Given 1st term = 1 and 4th term = 4

To get the 4th term from the 1st term, we must add the common difference 4 – 1 = 3 times

Thrice the common difference = 4 – 1 = 3

Common difference = 3/3 = 1

Arithmetic sequence is 1, 2, 3, 4

In the first column, 1st term = 1 and 4th term = 7

Term difference = 7 – 1 = 6

Position difference = 4 – 1 = 3

Common difference = 6/3 = 2

Arithmetic sequence is 1, 3, 5, 7

In the fourth raw, 1st term = 7 and 4th term = 28

Term difference = 28 – 7 = 21

Position difference = 4 – 1 = 3

Common difference = 21/3 = 7

Arithmetic sequence is 7, 14, 21, 28

In the second column, 1st term = 2 and 4th term = 14

Term difference = 14 – 2 = 12

Position difference = 4 – 1 = 3

Common difference = 12/3 = 4

Arithmetic sequence is 2, 6, 10, 14

In the third column, 1st term = 3 and 4th term = 21

Term difference = 21 – 3 = 18

Position difference = 4 – 1 = 3

Common difference = 18/3 = 6

Arithmetic sequence is 3, 9, 15, 21

In the 4th column, 1st term = 4 and 4th term = 28

Term difference = 28 – 4 = 24

Position difference = 4 – 1 = 3

Common difference = 24/3 = 8

Arithmetic sequence is 4, 12, 20, 28

1 2 3 4

3 6 9 12

5 10 15 20

7 14 21 28

- In the table below, some arithmetic sequences are given with two numbers against each.
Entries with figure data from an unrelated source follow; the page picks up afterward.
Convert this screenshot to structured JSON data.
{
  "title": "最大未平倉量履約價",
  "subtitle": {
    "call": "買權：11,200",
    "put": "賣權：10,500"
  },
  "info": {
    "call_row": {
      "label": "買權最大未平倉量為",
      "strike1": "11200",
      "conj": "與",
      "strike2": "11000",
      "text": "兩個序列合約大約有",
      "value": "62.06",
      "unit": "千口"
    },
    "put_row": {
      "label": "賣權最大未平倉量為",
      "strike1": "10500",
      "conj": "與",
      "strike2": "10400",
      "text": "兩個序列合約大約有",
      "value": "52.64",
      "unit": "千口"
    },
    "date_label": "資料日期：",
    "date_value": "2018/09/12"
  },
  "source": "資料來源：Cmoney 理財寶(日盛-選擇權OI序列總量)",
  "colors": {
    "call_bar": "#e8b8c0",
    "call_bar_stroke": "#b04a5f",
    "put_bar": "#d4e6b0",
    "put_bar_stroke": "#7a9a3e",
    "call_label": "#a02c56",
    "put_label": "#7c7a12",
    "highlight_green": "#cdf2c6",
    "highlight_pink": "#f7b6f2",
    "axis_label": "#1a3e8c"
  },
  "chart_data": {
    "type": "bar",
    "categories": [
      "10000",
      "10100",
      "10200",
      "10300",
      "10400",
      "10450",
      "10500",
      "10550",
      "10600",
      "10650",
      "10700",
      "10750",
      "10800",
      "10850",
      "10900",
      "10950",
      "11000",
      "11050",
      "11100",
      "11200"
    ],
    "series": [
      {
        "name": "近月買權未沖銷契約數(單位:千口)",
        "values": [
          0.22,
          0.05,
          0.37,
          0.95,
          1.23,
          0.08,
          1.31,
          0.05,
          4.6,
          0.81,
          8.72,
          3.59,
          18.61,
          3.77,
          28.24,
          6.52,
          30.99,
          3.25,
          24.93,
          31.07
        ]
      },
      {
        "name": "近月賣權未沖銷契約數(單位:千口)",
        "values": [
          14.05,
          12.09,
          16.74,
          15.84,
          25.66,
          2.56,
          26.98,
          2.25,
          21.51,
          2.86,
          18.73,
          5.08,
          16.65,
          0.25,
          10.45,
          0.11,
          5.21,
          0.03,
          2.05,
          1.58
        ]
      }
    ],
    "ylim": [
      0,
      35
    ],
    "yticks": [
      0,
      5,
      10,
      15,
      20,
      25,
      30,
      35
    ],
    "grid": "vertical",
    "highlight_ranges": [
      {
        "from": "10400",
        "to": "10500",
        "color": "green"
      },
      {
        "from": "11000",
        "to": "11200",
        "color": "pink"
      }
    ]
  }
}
Check whether each belongs to the sequence or not.

Sequence Numbers Yes/No

11, 22, 33, ——— 123

132

12,23, 34, ——— 100

1000

21, 32, 43, ———- 100

1000

¼, ½, ¾ ,——- 3

4

¾,1 ½, 2 ¼ , —— 3

4**Solution:**

i) Given sequence is 11, 22, 33, ——-

Common difference = 22 – 11 = 11

Difference between 123 and 11 is 123 – 11 = 112

We can’t write 112 as a multiple of 11, so 123 is not a term of the arithmetic sequence.

Difference between 132 and 11 is 132 – 11 = 121

We can write 121 as a multiple of 11. So 132 is a term of the arithmetic sequence.

ii) Given sequence is 12, 23, 34, ———-

Common difference = 23 – 12 = 11

Difference between 100 and 12 is 100 – 12 = 88

We can write 88 as a multiple of 11, so 100 is a term of the arithmetic sequence.

Difference between 1000 and 12 is 1000 – 12 = 988

We can’t write 988 as a multiple of 11, so 1000 is not a term of the arithmetic sequence.

iii) Given sequence is 21, 32, 43, ————

Common difference = 32 – 21 = 11

Difference between 100 and 21 is 100 – 21 = 79

We can’t write 79 as a multiple of 11, so 100 is not a term of the arithmetic sequence.

Difference between 1000 and 21 is 1000 – 21 = 979

We can write 979 as a multiple of 11, so 1000 is a term of the arithmetic sequence.

iv) Given sequence is ¼, ½, ¾, —————-

Common difference = ½ – ¼ = ¼

Difference between 3 and ¼ is 3 – ¼ = 11/4

11/4 is a multiple of ¼, so 3 is a term of the given sequence.

Difference between 4 and ¼ is 4 – ¼ = 15/4

15/4 is a multiple of ¼, so 4 is a term of the given sequence.

v) Given sequence is ¾, 1 ½, 2 ¼, ————–

Common difference = 1 ½ – ¾ = 3/2 – ¾ = ¾

Difference between 3 and ¾ is 3 – ¾ = 9/4

9/4 is a multiple of ¾, so 3 is a term of the given sequence.

Difference between 4 and ¾ is 4 – ¾ = 13/4

13/4 is not a multiple of ¾, so 4 is not a term of the given sequence.